Kıskanırım seni ben
4 Kasım 2016, CumaTweet |
Dikkatimi çeken şey haberin başlığı oldu.
“Kıskanırsam, ayrılırım!” Geçenlerde Hürriyet Gazetesi Kelebek ilavesi manşetinde bu cümleyi görünce şaşırdım.
İsimler önemli değil, bir dizi setinde tanışıp birbirlerine aşık olduktan sonra geçen yıl evlenen genç çiftten erkek olanı söylüyor bu sözü.

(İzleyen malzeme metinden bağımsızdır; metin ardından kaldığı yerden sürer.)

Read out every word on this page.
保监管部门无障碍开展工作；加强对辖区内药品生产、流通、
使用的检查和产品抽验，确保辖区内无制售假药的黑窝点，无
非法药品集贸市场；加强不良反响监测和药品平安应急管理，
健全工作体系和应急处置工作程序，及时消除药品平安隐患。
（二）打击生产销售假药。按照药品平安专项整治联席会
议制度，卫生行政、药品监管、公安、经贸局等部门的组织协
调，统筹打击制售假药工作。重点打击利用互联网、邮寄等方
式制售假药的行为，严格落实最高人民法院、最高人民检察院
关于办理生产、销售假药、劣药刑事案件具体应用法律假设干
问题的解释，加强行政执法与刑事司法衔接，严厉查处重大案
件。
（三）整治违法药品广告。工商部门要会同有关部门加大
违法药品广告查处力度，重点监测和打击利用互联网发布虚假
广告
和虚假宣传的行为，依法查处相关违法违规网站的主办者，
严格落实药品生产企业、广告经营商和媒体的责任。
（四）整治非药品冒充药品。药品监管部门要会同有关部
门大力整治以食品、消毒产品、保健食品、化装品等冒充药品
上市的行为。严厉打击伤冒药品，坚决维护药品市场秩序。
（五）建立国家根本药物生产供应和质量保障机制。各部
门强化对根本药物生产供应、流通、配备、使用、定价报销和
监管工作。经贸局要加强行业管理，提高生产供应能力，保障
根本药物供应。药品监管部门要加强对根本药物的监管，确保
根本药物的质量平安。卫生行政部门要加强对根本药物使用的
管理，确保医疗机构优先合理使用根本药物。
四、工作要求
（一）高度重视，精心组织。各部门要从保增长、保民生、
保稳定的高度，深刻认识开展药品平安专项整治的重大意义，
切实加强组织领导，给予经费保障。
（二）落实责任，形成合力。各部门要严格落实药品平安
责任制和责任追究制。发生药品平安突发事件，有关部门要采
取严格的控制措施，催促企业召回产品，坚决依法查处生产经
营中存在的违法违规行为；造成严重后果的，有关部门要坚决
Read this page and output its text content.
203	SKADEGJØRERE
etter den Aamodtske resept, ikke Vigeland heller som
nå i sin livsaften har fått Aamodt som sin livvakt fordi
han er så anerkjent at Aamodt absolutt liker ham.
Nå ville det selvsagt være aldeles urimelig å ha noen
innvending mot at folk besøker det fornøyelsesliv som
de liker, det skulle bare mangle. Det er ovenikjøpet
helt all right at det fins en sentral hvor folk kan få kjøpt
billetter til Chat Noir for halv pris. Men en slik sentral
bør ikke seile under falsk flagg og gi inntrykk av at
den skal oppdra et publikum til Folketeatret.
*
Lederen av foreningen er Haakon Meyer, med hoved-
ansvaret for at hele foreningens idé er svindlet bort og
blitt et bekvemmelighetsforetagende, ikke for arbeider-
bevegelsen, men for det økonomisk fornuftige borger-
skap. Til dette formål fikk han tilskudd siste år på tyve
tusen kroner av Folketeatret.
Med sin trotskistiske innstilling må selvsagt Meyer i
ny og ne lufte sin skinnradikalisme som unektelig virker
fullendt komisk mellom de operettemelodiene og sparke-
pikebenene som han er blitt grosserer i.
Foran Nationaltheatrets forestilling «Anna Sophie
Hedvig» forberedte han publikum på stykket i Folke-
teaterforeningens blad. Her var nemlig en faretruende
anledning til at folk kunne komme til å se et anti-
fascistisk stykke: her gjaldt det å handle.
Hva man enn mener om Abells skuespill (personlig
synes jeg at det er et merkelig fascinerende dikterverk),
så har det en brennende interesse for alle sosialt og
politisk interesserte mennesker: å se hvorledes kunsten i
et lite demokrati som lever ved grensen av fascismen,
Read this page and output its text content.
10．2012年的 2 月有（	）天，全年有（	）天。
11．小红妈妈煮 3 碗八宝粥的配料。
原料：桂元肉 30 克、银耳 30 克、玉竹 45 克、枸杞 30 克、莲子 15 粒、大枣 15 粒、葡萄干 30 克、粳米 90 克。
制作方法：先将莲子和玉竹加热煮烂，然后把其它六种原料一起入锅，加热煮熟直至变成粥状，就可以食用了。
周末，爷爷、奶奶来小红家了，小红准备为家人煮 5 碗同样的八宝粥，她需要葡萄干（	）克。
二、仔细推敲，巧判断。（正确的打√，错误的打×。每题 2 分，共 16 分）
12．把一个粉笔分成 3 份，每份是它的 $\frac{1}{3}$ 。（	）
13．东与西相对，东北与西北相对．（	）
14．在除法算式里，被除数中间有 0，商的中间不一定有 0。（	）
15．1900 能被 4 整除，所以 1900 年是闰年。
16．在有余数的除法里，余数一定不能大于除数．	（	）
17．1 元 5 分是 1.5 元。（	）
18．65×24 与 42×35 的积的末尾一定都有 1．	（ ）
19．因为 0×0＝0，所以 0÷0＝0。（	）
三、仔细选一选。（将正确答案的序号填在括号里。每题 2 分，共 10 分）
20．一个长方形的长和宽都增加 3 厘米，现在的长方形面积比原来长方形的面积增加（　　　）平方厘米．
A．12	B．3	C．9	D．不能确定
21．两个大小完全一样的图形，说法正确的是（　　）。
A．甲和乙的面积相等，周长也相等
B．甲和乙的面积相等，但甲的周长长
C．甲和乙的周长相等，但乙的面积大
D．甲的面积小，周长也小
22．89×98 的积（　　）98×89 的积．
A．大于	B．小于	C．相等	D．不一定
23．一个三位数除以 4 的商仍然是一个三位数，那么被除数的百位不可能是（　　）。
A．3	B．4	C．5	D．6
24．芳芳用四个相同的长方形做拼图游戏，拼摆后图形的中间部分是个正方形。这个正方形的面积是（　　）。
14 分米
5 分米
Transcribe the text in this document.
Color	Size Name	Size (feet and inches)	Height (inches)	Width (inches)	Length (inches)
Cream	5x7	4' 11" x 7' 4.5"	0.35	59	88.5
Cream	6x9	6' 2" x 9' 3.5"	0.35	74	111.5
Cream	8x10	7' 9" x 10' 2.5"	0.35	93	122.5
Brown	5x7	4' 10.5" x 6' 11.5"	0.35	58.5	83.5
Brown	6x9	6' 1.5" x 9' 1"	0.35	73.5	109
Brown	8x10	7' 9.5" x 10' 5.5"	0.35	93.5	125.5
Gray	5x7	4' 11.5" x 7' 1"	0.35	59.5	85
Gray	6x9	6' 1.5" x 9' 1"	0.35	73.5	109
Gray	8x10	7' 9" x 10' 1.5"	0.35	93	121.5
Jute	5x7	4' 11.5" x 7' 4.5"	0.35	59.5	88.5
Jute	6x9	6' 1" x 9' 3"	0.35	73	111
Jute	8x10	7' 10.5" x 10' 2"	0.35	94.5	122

Cümlenin başlangıcı da şöyle: “İlişkimizde kıskançlığa yer yok. Önceki ilişkilerimde “Neden kıskanmıyorum” sorusu nedeniyle çok tartıştım. Bir de ayrıca o kadar kıskançsam ayrılırım. Manyak mı olacağım?"
“Manyak mı olacağım?” vurgusuna dikkatinizi çekmek isterim. Bu vurgudan anlıyoruz ki genç arkadaşımız kadın-erkek ilişkilerindeki “kıskançlık” konusunu bir tür manyaklık olarak görüyor.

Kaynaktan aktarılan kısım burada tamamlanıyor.